USA: Pediatricians Now Reject All Female Genital Cutting
"We retracted the policy because it is important that the world health community understands the AAP is totally opposed to all forms of female genital cutting, both here in the U.S. and anywhere else in the world," said AAP President Judith S. Palfrey.
The contentious policy statement, issued in April, had condemned the practice of female genital cutting overall. But a small portion of statement suggesting the pricking procedure riled U.S. advocacy groups and survivors of female genital cutting.
In the April statement, the group raised the idea that some physicians should be able to prick or nick a girl's clitoral skin in order to "satisfy cultural requirements." The group likened the nick to an ear piercing.
On Thursday the AAP stated the group will not condone doctors to provide any kind of "clitoral nick." The AAP also clarified nicking a girl or woman's genitals is forbidden under a 1996 federal law banning female genital mutilation.
"I cried and told them how grateful I am," said Soraya Mire, a Somali filmmaker and survivor of female genital cutting. "Thank you for understanding us survivors and hearing our voices."
Equality Now, an international advocacy group fighting to end female genital cutting, echoed a similarly appreciative response.
"We welcome the AAP's decision to withdraw its 2010 policy statement on FGM," said Lakshmi Anantnarayan, a spokeswoman at Equality Now. "This is a crucial step forward in the movement to raise awareness about female genital mutilation."
Up to 140 million women and children worldwide have been affected by female genital cutting, according to the World Health Organization. Any process that alters or injures female genitalia for non-medical purposes is considered to be female genital cutting, the group says.
Female genital cutting -- also referred to as female genital mutilation and female circumcision -- is a ritual dating back thousands of years. It's typically practiced in parts of Africa, Asia and the Middle East. In some communities, it's strongly believed that genital cutting marks a woman's journey to adulthood. The WHO reports that cutting typically occurs between infancy and 15 years of age.
Several types of female circumcision exist and may differ in each community, according to the WHO. The most brutal type of cutting requires stitching together the inner or outer labia. It's a procedure notoriously performed in parts of Somalia and Egypt. Other less-severe forms of genital cutting may require excising the entire clitoris or part of the clitoris.

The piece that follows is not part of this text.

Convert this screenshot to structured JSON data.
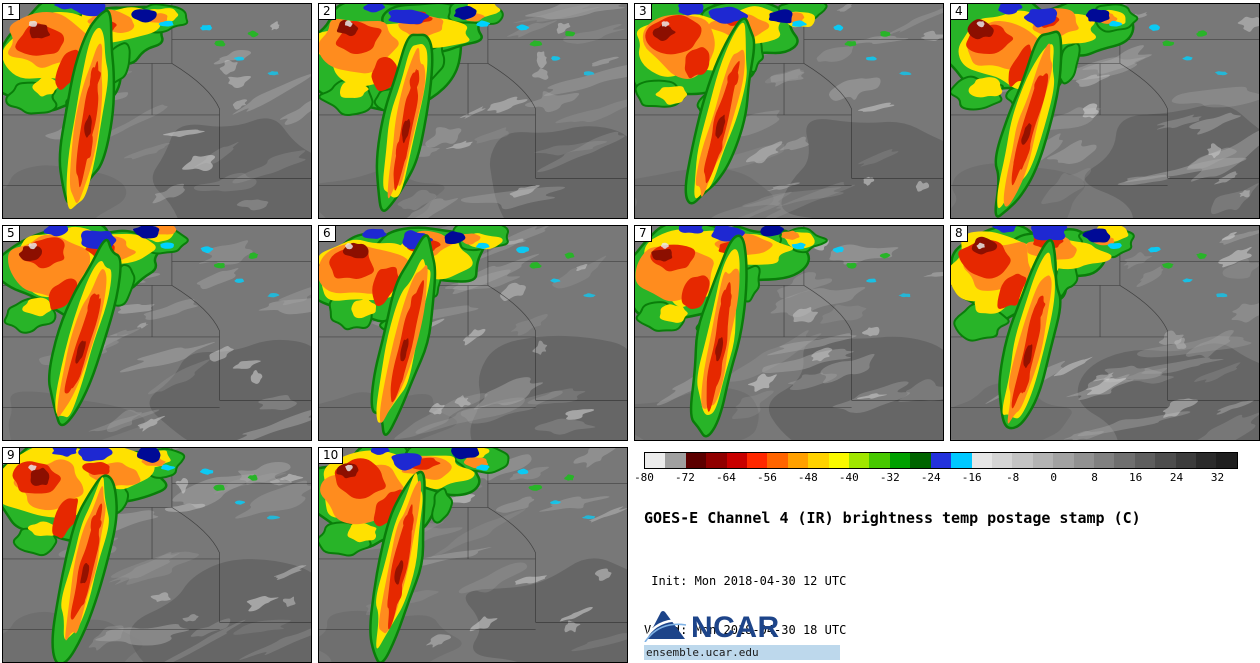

Mire, the Somali filmmaker and survivor, received the most severe type of circumcision when she was 13 years old in her home country. She now lives in Los Angeles, California, where she helps African immigrant families in the United States, who she believes may be subjected to the pressures of female genital cutting.
While the female circumcision is outlawed in the United States, Mire and other advocates believe there are American girls in immigrant communities at risk of being sent overseas to have the procedure completed. The AAP's original policy statement increased the threat of cutting among immigrant and refugee girls in the U.S., advocacy efforts say, because the group suggested a "pricking" compromise was acceptable.
In the U.S., an estimated 228,000 women have been cut -- or are at risk of being cut -- because they come from an ethnic community that practices female genital cutting, according an analysis of 2000 Census data conducted by the African Women's Health Center at Brigham and Women's Hospital.
Last month, Rep. Joseph Crowley, D-New York, and Rep. Mary Bono Mack, R-California, addressed concerns of female genital cutting being planned on U.S. grounds. The legislators proposed an amendment to the existing law that would imprison parents who send their daughters overseas for the procedure.
Mire said she was in disbelief when she first read the AAP's original statement about six weeks ago. She couldn't sleep. She couldn't eat. She's dedicated her time to calling legislators, survivors and advocacy groups to pressure AAP to change its original policy statements.
Her efforts worked, she learned on Wednesday from a personal phone call from the academy.
"I slept so well last night," she said. "I woke up smiling."